Ex-Ron Brown Partner Claims Clintons Backed 'Sale' Of Trade Seats
By Terry Frieden/CNN
WASHINGTON (March 23) -- A former business partner of the late Commerce
Secretary Ron Brown testified in U.S. District Court Monday that Brown had told her President and Mrs. Clinton supported a White House plan to sell seats on international trade missions to raise campaign contributions.
Nolanda Hill, who is under federal indictment for fraudulent business practices, claimed Brown was angered when White House political operatives forced him to provide seats on trade missions as a fund-raising device.
Hill painted a picture of her friend Brown as furious with the White House, and especially first lady Hillary Rodham Clinton, for instigating the plan. "I'm not a [mother-expletive deleted] tour guide for Hillary," Brown complained privately to Hill, according to her account.
Brown's business associate also testified that toward the end of his life the Commerce secretary had said he was just "doing my chores for Hillary Rodham Clinton." Hill further said Brown resented the first lady and the "Arkansas crowd" of insiders for perverting the trade missions, with the apparent blessing of the president himself.
Hill said of Brown: "Ultimately, he believed the president of the United
States was at least tangentially involved."
Brown was killed when the government plane carrying one of his international trade missions crashed into a mountainside in Croatia in 1996.
Hill portrayed Brown as fearing he was an outsider in the Clinton Administration, despite his ties to the president while serving as head of the Democratic National Committee.
"He never felt he had that strong a position and he was always worried,"
Hill said.

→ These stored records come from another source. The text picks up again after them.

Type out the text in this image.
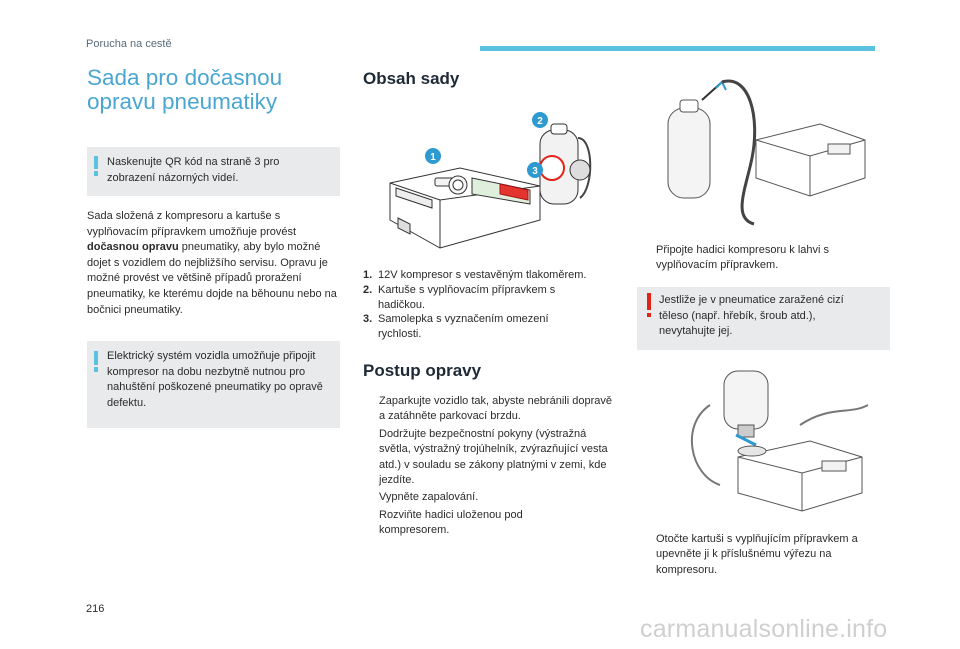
Porucha na cestě
Sada pro dočasnou
opravu pneumatiky
Naskenujte QR kód na straně 3 pro zobrazení názorných videí.
Sada složená z kompresoru a kartuše s vyplňovacím přípravkem umožňuje provést dočasnou opravu pneumatiky, aby bylo možné dojet s vozidlem do nejbližšího servisu. Opravu je možné provést ve většině případů proražení pneumatiky, ke kterému dojde na běhounu nebo na bočnici pneumatiky.
Elektrický systém vozidla umožňuje připojit kompresor na dobu nezbytně nutnou pro nahuštění poškozené pneumatiky po opravě defektu.
Obsah sady
1
2
3
1. 12V kompresor s vestavěným tlakoměrem.
2. Kartuše s vyplňovacím přípravkem s hadičkou.
3. Samolepka s vyznačením omezení rychlosti.
Postup opravy
Zaparkujte vozidlo tak, abyste nebránili dopravě a zatáhněte parkovací brzdu.
Dodržujte bezpečnostní pokyny (výstražná světla, výstražný trojúhelník, zvýrazňující vesta atd.) v souladu se zákony platnými v zemi, kde jezdíte.
Vypněte zapalování.
Rozviňte hadici uloženou pod kompresorem.
Připojte hadici kompresoru k lahvi s vyplňovacím přípravkem.
Jestliže je v pneumatice zaražené cizí těleso (např. hřebík, šroub atd.), nevytahujte jej.
Otočte kartuši s vyplňujícím přípravkem a upevněte ji k příslušnému výřezu na kompresoru.
216
carmanualsonline.info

Hill claimed Brown had privately complained that he was also
racially "demeaned by that Arkansas crowd."
Hill said Brown once showed her a stack of documents on Commerce
Department letterhead suggesting to contributors their gifts could help win trade mission seats. She said Brown was furious that one his aides had written the letters. "He knew it was not right," Hill testified. She said she urged Brown not to destroy the documents because an independent counsel was investigating and it would be seen as obstruction of justice. "I told him it was a great risk because surely they existed someplace else," she said.
Hill testified, often grudgingly, under prodding by staunch administration critic Larry Klayman. The head of a group named Judicial Watch, Klayman called Hill to testify in his lawsuit to force the Commerce Department to release documents which he claims will confirm the sale of the trade mission seats for campaign gifts of $50,000 or more.
Hill said the principal contact at the White House was the office of Alexis Herman, now Clinton's Labor secretary. Hill also named an assistant to Herman as the contact with Melissa Moss, the Commerce official who wrote the contribution letters which angered Brown.
Hill admitted she had once described what the White House had done to
Brown's missions as "turning his baby into a street-level protection racket."
Summing up the morning session Klayman asked Hill, "Ron Brown believed the president knew the trade mission seats were for sale, and the mission was being perverted?"
"Yes," Hill replied.
U.S. District Court Judge Royce Lamberth, who presided over the proceedings, rejected efforts by Hill to have the session closed to the press and public. Lamberth also rejected her request not to testify because the testimony could adversely affect her defense against pending federal charges.